When the bow of the Stockholm pierced just into the sections where the fuel tanks were placed, the Andrea Doria was doomed because of the absence of the ballast. The report of the committee stated the fact that the Andrea Doria probably only had one third of the stability her shipbuilders demanded. If the Andrea Doria had been correctly ballasted, she should not have received more than seven degrees of list or at worst fifteen degrees. Then the port lifeboats could have been used, or probably there would have been no use for them at all! It seems that Andrea Doria sank not because of the collision, but the ship not being sufficiently stable because of the lack of ballast.
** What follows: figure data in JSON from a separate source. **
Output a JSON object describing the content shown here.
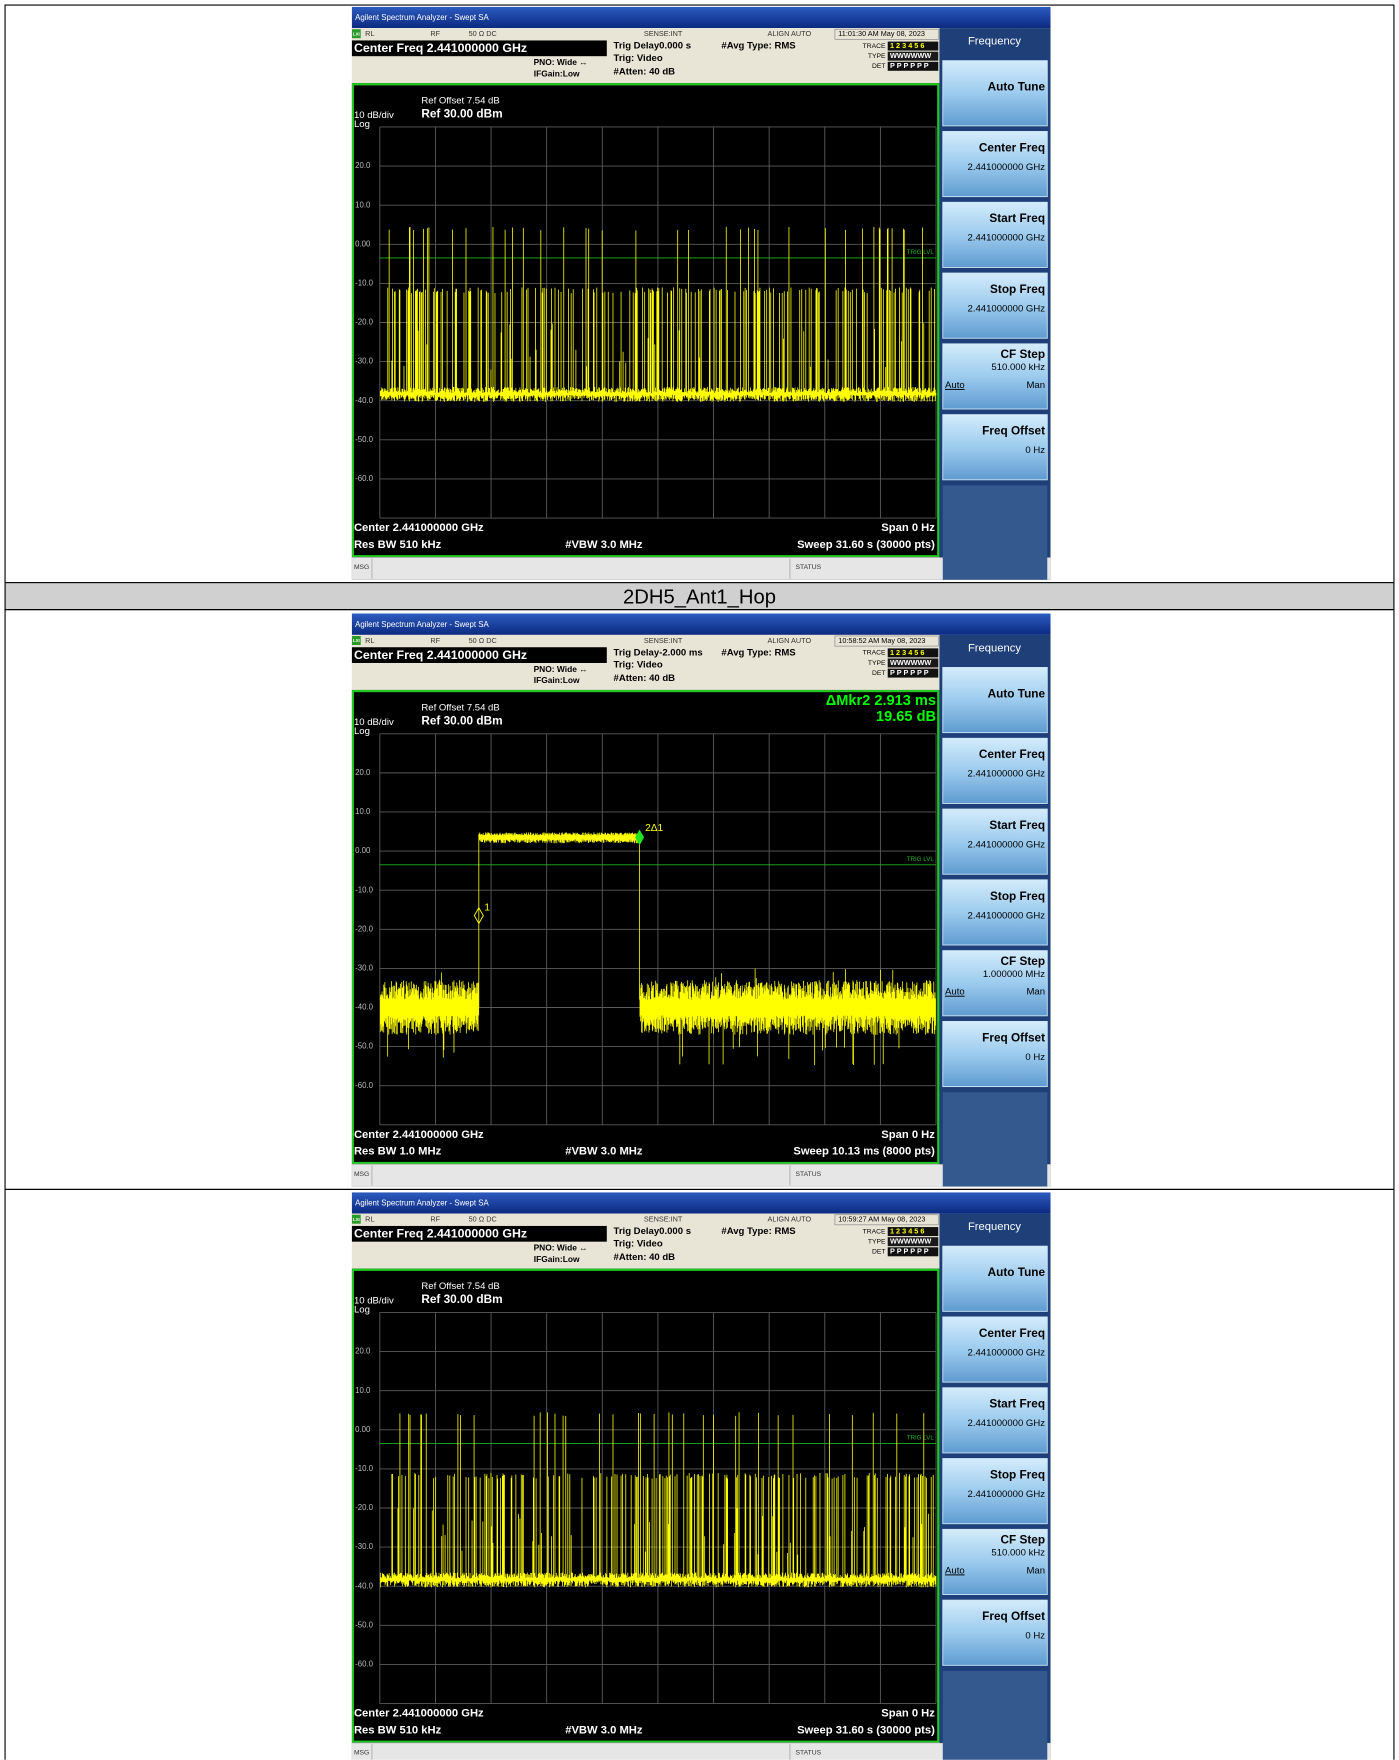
{
  "row_label": "2DH5_Ant1_Hop",
  "screens": [
    {
      "title_bar": "Agilent Spectrum Analyzer - Swept SA",
      "lxi": "LXI",
      "status": [
        "RL",
        "RF",
        "50 Ω  DC",
        "SENSE:INT",
        "ALIGN AUTO",
        "11:01:30 AM May 08, 2023"
      ],
      "center_freq": "Center Freq 2.441000000 GHz",
      "pno": "PNO: Wide ↔",
      "ifgain": "IFGain:Low",
      "trig_delay": "Trig Delay0.000 s",
      "trig": "Trig: Video",
      "atten": "#Atten: 40 dB",
      "avg": "#Avg Type: RMS",
      "trace_rows": [
        {
          "label": "TRACE",
          "value": "1 2 3 4 5 6"
        },
        {
          "label": "TYPE",
          "value": "WWWWWW"
        },
        {
          "label": "DET",
          "value": "P P P P P P"
        }
      ],
      "ref_offset": "Ref Offset 7.54 dB",
      "scale": "10 dB/div",
      "ref": "Ref 30.00 dBm",
      "log": "Log",
      "y_labels": [
        "20.0",
        "10.0",
        "0.00",
        "-10.0",
        "-20.0",
        "-30.0",
        "-40.0",
        "-50.0",
        "-60.0"
      ],
      "trig_lvl": "TRIG LVL",
      "footer": {
        "center": "Center 2.441000000 GHz",
        "span": "Span 0 Hz",
        "rbw": "Res BW 510 kHz",
        "vbw": "#VBW 3.0 MHz",
        "sweep": "Sweep  31.60 s (30000 pts)"
      },
      "msg": "MSG",
      "status_label": "STATUS",
      "softkeys": {
        "header": "Frequency",
        "keys": [
          {
            "label": "Auto Tune"
          },
          {
            "label": "Center Freq",
            "value": "2.441000000 GHz"
          },
          {
            "label": "Start Freq",
            "value": "2.441000000 GHz"
          },
          {
            "label": "Stop Freq",
            "value": "2.441000000 GHz"
          },
          {
            "label": "CF Step",
            "value": "510.000 kHz",
            "auto": "Auto",
            "man": "Man"
          },
          {
            "label": "Freq Offset",
            "value": "0 Hz"
          }
        ]
      }
    },
    {
      "title_bar": "Agilent Spectrum Analyzer - Swept SA",
      "lxi": "LXI",
      "status": [
        "RL",
        "RF",
        "50 Ω  DC",
        "SENSE:INT",
        "ALIGN AUTO",
        "10:58:52 AM May 08, 2023"
      ],
      "center_freq": "Center Freq 2.441000000 GHz",
      "pno": "PNO: Wide ↔",
      "ifgain": "IFGain:Low",
      "trig_delay": "Trig Delay-2.000 ms",
      "trig": "Trig: Video",
      "atten": "#Atten: 40 dB",
      "avg": "#Avg Type: RMS",
      "trace_rows": [
        {
          "label": "TRACE",
          "value": "1 2 3 4 5 6"
        },
        {
          "label": "TYPE",
          "value": "WWWWWW"
        },
        {
          "label": "DET",
          "value": "P P P P P P"
        }
      ],
      "ref_offset": "Ref Offset 7.54 dB",
      "scale": "10 dB/div",
      "ref": "Ref 30.00 dBm",
      "log": "Log",
      "y_labels": [
        "20.0",
        "10.0",
        "0.00",
        "-10.0",
        "-20.0",
        "-30.0",
        "-40.0",
        "-50.0",
        "-60.0"
      ],
      "trig_lvl": "TRIG LVL",
      "marker": {
        "readout": [
          "ΔMkr2 2.913 ms",
          "19.65 dB"
        ],
        "labels": [
          "1",
          "2Δ1"
        ]
      },
      "footer": {
        "center": "Center 2.441000000 GHz",
        "span": "Span 0 Hz",
        "rbw": "Res BW 1.0 MHz",
        "vbw": "#VBW 3.0 MHz",
        "sweep": "Sweep  10.13 ms (8000 pts)"
      },
      "msg": "MSG",
      "status_label": "STATUS",
      "softkeys": {
        "header": "Frequency",
        "keys": [
          {
            "label": "Auto Tune"
          },
          {
            "label": "Center Freq",
            "value": "2.441000000 GHz"
          },
          {
            "label": "Start Freq",
            "value": "2.441000000 GHz"
          },
          {
            "label": "Stop Freq",
            "value": "2.441000000 GHz"
          },
          {
            "label": "CF Step",
            "value": "1.000000 MHz",
            "auto": "Auto",
            "man": "Man"
          },
          {
            "label": "Freq Offset",
            "value": "0 Hz"
          }
        ]
      }
    },
    {
      "title_bar": "Agilent Spectrum Analyzer - Swept SA",
      "lxi": "LXI",
      "status": [
        "RL",
        "RF",
        "50 Ω  DC",
        "SENSE:INT",
        "ALIGN AUTO",
        "10:59:27 AM May 08, 2023"
      ],
      "center_freq": "Center Freq 2.441000000 GHz",
      "pno": "PNO: Wide ↔",
      "ifgain": "IFGain:Low",
      "trig_delay": "Trig Delay0.000 s",
      "trig": "Trig: Video",
      "atten": "#Atten: 40 dB",
      "avg": "#Avg Type: RMS",
      "trace_rows": [
        {
          "label": "TRACE",
          "value": "1 2 3 4 5 6"
        },
        {
          "label": "TYPE",
          "value": "WWWWWW"
        },
        {
          "label": "DET",
          "value": "P P P P P P"
        }
      ],
      "ref_offset": "Ref Offset 7.54 dB",
      "scale": "10 dB/div",
      "ref": "Ref 30.00 dBm",
      "log": "Log",
      "y_labels": [
        "20.0",
        "10.0",
        "0.00",
        "-10.0",
        "-20.0",
        "-30.0",
        "-40.0",
        "-50.0",
        "-60.0"
      ],
      "trig_lvl": "TRIG LVL",
      "footer": {
        "center": "Center 2.441000000 GHz",
        "span": "Span 0 Hz",
        "rbw": "Res BW 510 kHz",
        "vbw": "#VBW 3.0 MHz",
        "sweep": "Sweep  31.60 s (30000 pts)"
      },
      "msg": "MSG",
      "status_label": "STATUS",
      "softkeys": {
        "header": "Frequency",
        "keys": [
          {
            "label": "Auto Tune"
          },
          {
            "label": "Center Freq",
            "value": "2.441000000 GHz"
          },
          {
            "label": "Start Freq",
            "value": "2.441000000 GHz"
          },
          {
            "label": "Stop Freq",
            "value": "2.441000000 GHz"
          },
          {
            "label": "CF Step",
            "value": "510.000 kHz",
            "auto": "Auto",
            "man": "Man"
          },
          {
            "label": "Freq Offset",
            "value": "0 Hz"
          }
        ]
      }
    }
  ]
}
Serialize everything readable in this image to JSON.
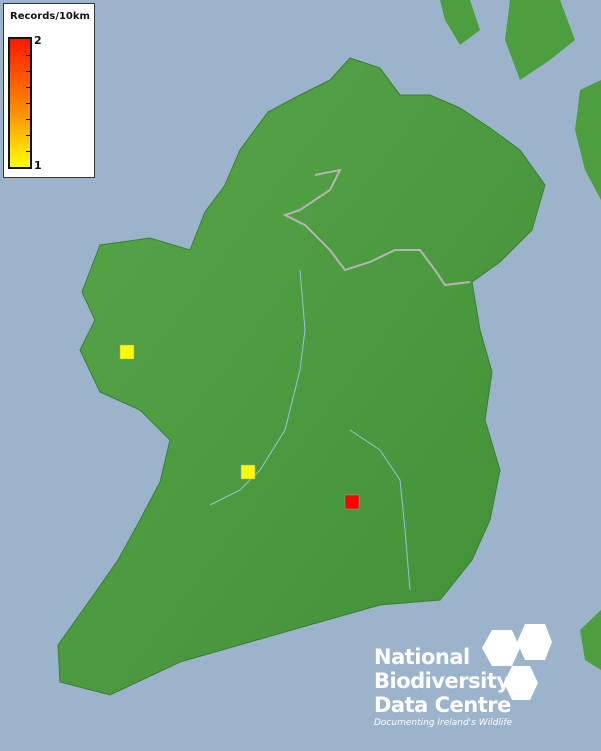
{
  "legend": {
    "title": "Records/10km",
    "max_label": "2",
    "min_label": "1",
    "color_max": "#ff0000",
    "color_min": "#ffff00"
  },
  "records": [
    {
      "value": 1,
      "color": "#ffff00"
    },
    {
      "value": 1,
      "color": "#ffff00"
    },
    {
      "value": 2,
      "color": "#ff0000"
    }
  ],
  "logo": {
    "line1": "National",
    "line2": "Biodiversity",
    "line3": "Data Centre",
    "tagline": "Documenting Ireland's Wildlife"
  },
  "colors": {
    "sea": "#9bb4cc",
    "land": "#4c9e3e"
  }
}
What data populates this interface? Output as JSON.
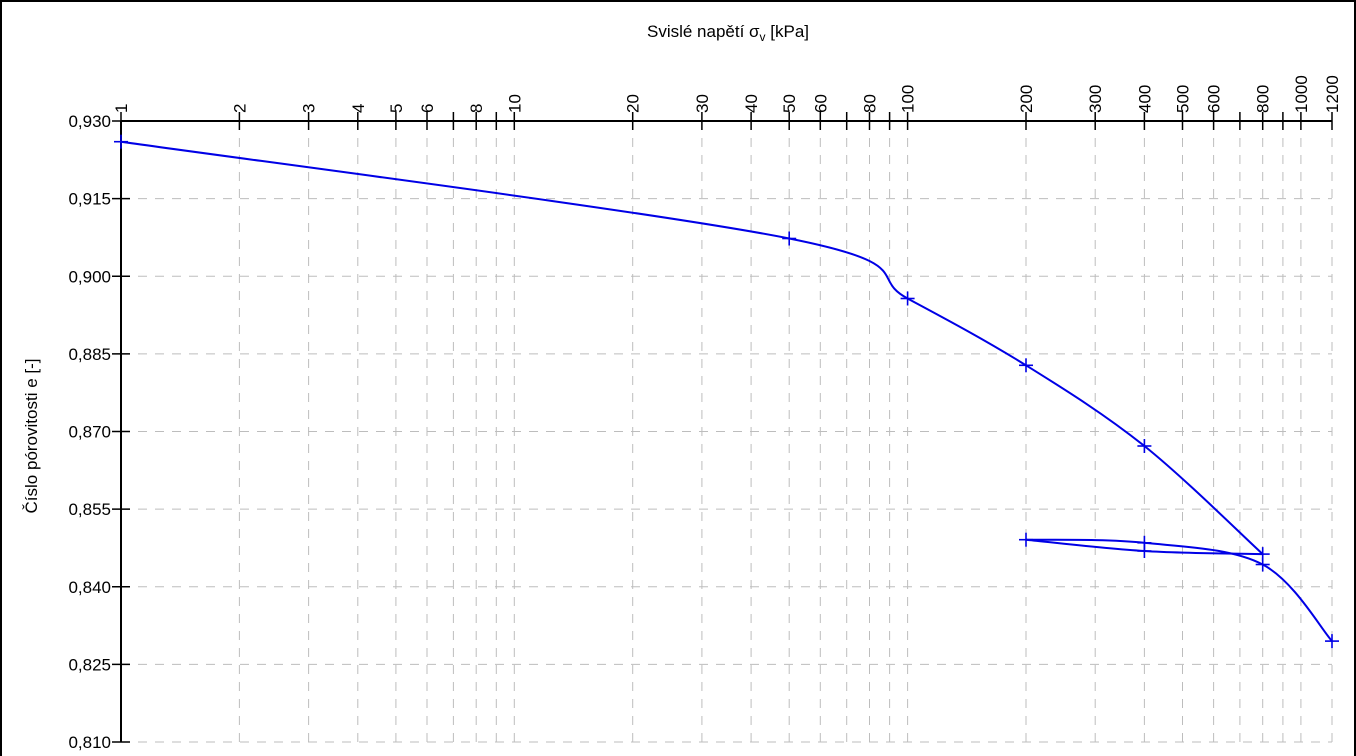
{
  "chart_data": {
    "type": "line",
    "xlabel": "Svislé napětí σ",
    "xlabel_sub": "v",
    "xlabel_unit": " [kPa]",
    "ylabel": "Číslo pórovitosti e [-]",
    "x_scale": "log",
    "x_axis_position": "top",
    "xlim": [
      1,
      1200
    ],
    "ylim": [
      0.81,
      0.93
    ],
    "grid": true,
    "x_tick_values": [
      1,
      2,
      3,
      4,
      5,
      6,
      7,
      8,
      9,
      10,
      20,
      30,
      40,
      50,
      60,
      70,
      80,
      90,
      100,
      200,
      300,
      400,
      500,
      600,
      700,
      800,
      900,
      1000,
      1200
    ],
    "x_tick_labels": [
      {
        "value": 1,
        "label": "1"
      },
      {
        "value": 2,
        "label": "2"
      },
      {
        "value": 3,
        "label": "3"
      },
      {
        "value": 4,
        "label": "4"
      },
      {
        "value": 5,
        "label": "5"
      },
      {
        "value": 6,
        "label": "6"
      },
      {
        "value": 8,
        "label": "8"
      },
      {
        "value": 10,
        "label": "10"
      },
      {
        "value": 20,
        "label": "20"
      },
      {
        "value": 30,
        "label": "30"
      },
      {
        "value": 40,
        "label": "40"
      },
      {
        "value": 50,
        "label": "50"
      },
      {
        "value": 60,
        "label": "60"
      },
      {
        "value": 80,
        "label": "80"
      },
      {
        "value": 100,
        "label": "100"
      },
      {
        "value": 200,
        "label": "200"
      },
      {
        "value": 300,
        "label": "300"
      },
      {
        "value": 400,
        "label": "400"
      },
      {
        "value": 500,
        "label": "500"
      },
      {
        "value": 600,
        "label": "600"
      },
      {
        "value": 800,
        "label": "800"
      },
      {
        "value": 1000,
        "label": "1000"
      },
      {
        "value": 1200,
        "label": "1200"
      }
    ],
    "y_ticks": [
      {
        "value": 0.93,
        "label": "0,930"
      },
      {
        "value": 0.915,
        "label": "0,915"
      },
      {
        "value": 0.9,
        "label": "0,900"
      },
      {
        "value": 0.885,
        "label": "0,885"
      },
      {
        "value": 0.87,
        "label": "0,870"
      },
      {
        "value": 0.855,
        "label": "0,855"
      },
      {
        "value": 0.84,
        "label": "0,840"
      },
      {
        "value": 0.825,
        "label": "0,825"
      },
      {
        "value": 0.81,
        "label": "0,810"
      }
    ],
    "series": [
      {
        "color": "#0000e6",
        "points": [
          {
            "x": 1,
            "y": 0.926
          },
          {
            "x": 50,
            "y": 0.9073
          },
          {
            "x": 100,
            "y": 0.8957
          },
          {
            "x": 200,
            "y": 0.8828
          },
          {
            "x": 400,
            "y": 0.8672
          },
          {
            "x": 800,
            "y": 0.8463
          },
          {
            "x": 400,
            "y": 0.8469
          },
          {
            "x": 200,
            "y": 0.8491
          },
          {
            "x": 400,
            "y": 0.8485
          },
          {
            "x": 800,
            "y": 0.8443
          },
          {
            "x": 1200,
            "y": 0.8295
          }
        ]
      }
    ]
  }
}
What happened to the Stockholm? She was repaired at Bethlehem Steel Company Shipbuilding Division in Brooklyn N.Y. at a cost of 1,000,000 U.S. dollars and sailed for many years for the Svenska Amerika Linjen. After several voyages she was in 1960 sold to the D.D.R. and renamed Völkerfreundschaft. Then she was disposed off to Norway and became a floating hotel under the name of Fritiof Nansen. She lay rusting and finally she was sold as scrap to an Italian company. After a close inspection she was found in very good condition and appeared to be a very solid built ship except for the American-repaired bow and the company decided to restorate her and gave her the name of Italia Prima. She is today a cruising ship named Astoria and visited Sweden a few years ago.